Similarly, in the first part especially, Pally works so hard to ground her ontology broadly that she turns modern individualists from Hobbes to Rawls into communally-minded thinkers as well, without acknowledging some of the conflicts within their own thought.  Certainly Hobbes, for example, has an idea of community that he supports, but when he can only establish that on the basis of a prior and prioritized set of individualistic choices, the communal aspect is deeply undercut.

            Finally, while Pally has no intention of offering a complete systematic theology, there is one noticeable gap; she never discusses hell, the fly in the ointment of Trinitarian covenantal commitment and eternal, irrevocable love.  Related to this, justice seems to be too much reinterpreted as simply interpersonal reciprocity and gift (she does a good job with Anselm, for example, but leaves out part of his picture in the end).  At times she seems to lean towards a kind of panentheism (though that is by no means clear), which actually undermines her thesis, for it blurs the distinction of Creator and created and does not allow each to be fully itself.

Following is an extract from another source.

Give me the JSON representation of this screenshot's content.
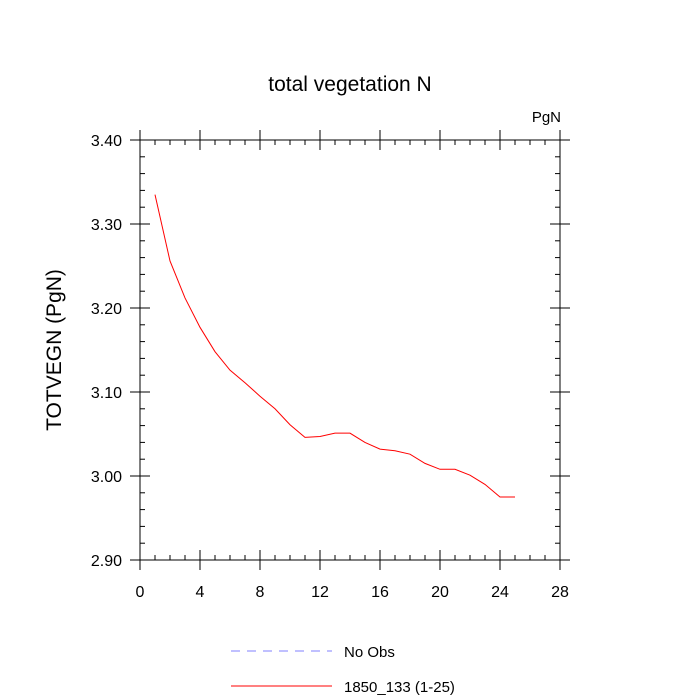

Despite these flaws, Commonwealth and Covenant is a magisterial work and an incredible accomplishment that generally presents a profound, integrated, and beautiful view into all that is, from God down to the smallest particle.  Pally really needs to write this vision into an undergraduate-level systematic theology text as well as a theology for a popular audience.  The contemporary world is very much in need of what she has to offer.